Мои роковые даты. 5 декабря 1960-го. Когда мусора меня топтали и подбрасывали, давая упасть на вмерзшие в цветочную клумбу кирпичи. До этого я был здоровым, а после… 17 октября 1961-го. Убогая больничка за тракторным заводом, хирурга нет на месте по причине неопохмеленности, тогда как я болтаюсь на ниточке. Прободение язвы желудка. Мне удалили здоровый аппендикс, не подозревая, что в тринадцать лет возможна столь «взрослая» болезнь.
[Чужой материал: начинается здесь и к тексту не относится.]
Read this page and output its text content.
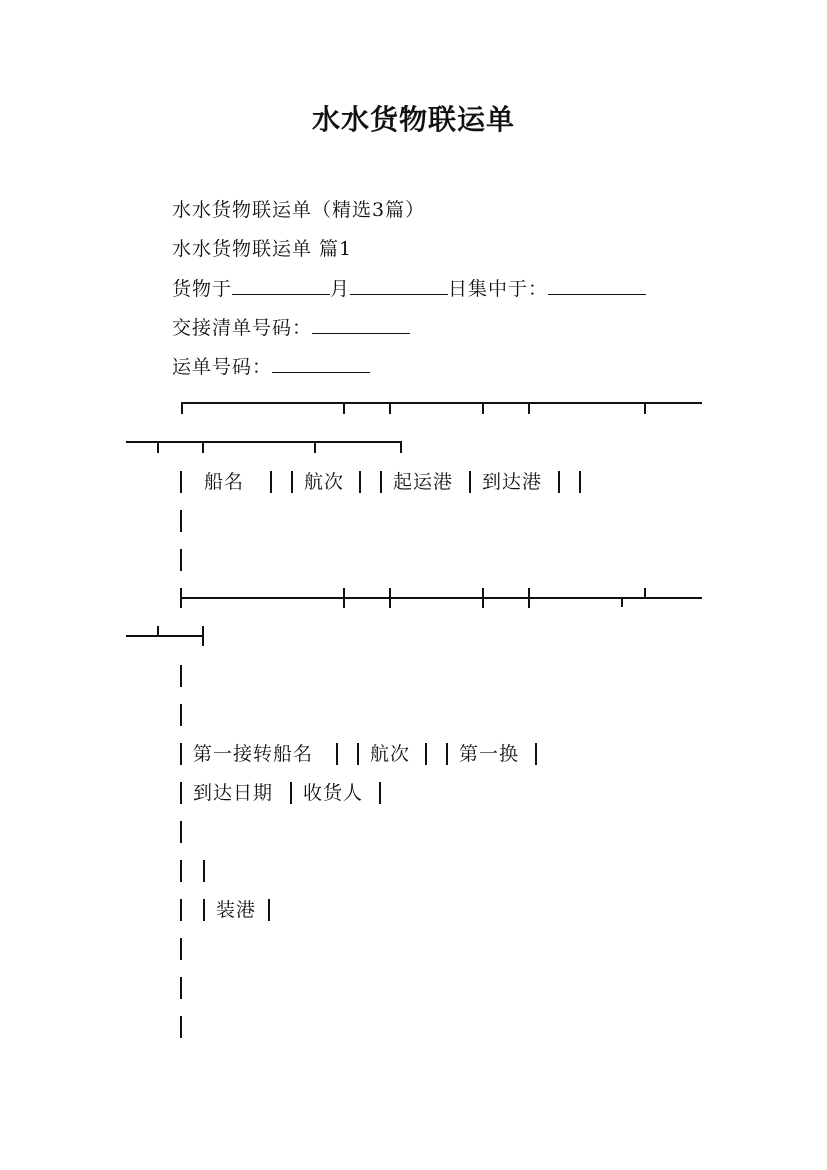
水水货物联运单
水水货物联运单（精选3篇）
水水货物联运单 篇1
货物于	月	日集中于：
交接清单号码：
运单号码：
船名	航次	起运港 到达港
第一接转船名	航次	第一换
到达日期 收货人
装港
Под общим наркозом, сменившим местный, я пережил отлет своей души в открытый космос, тщетное цепляние за космические шестеренки, которые вращались, падение и затухающее самоисчезновение.


Мой le Sursis – военный билет, легализовавший отсрочку


На призывном пункте врач приняла мой шрам за ножевой, а когда наступила пора представать перед девушками, разнообразия ради говорил, что в меня стреляли из лука (как в того греческого графа из «Фиесты»).

Это «жало» спасало много раз, начиная с отсрочки от призыва в армию – главной угрозы юности.

Дневник

Март 1969.

…Внутренности мои оставляют желать еще более лучшего, чем оставляли несколько дней назад. Неуклюжая эта фраза говорит о том, что худо с физической точки зрения. Интересно отметить, что сообразно усугублявшему душевному расстройству предыдущих дней мое здоровье ухудшалось, а вот теперь, когда оно соскочило на предпоследнюю ступеньку, я, кажется, стал поправляться нравственно.

Когда придешь, наверное, снова осведомишься о самочувствии здоровья.

А! Хотел было написать свои упреки, да не буду, раздумал.

Неужели я так и погибну в самом начале своей единственной любви, в начале таланта, в начале жизни. Похоже на то, когда чувствуешь эту подбирающуюся боль. Возможности любви и дара – откуда были они во мне? – уйдут вместе со мной. Что может быть хуже не узнать – на что ты был способен в жизни? Ничего. Знаю, что умру. Но еще не сейчас. Смерть во мне, как и жизнь, и они в неустойчивом равновесии. Кажется, я уже где-то писал так. Еще не сейчас. Год назад, 1 апреля, был близок к Богу… Я сегодня, 30 марта, умираю больше, чем на день: каждая минута этого дня для меня мера не времени, но страдания.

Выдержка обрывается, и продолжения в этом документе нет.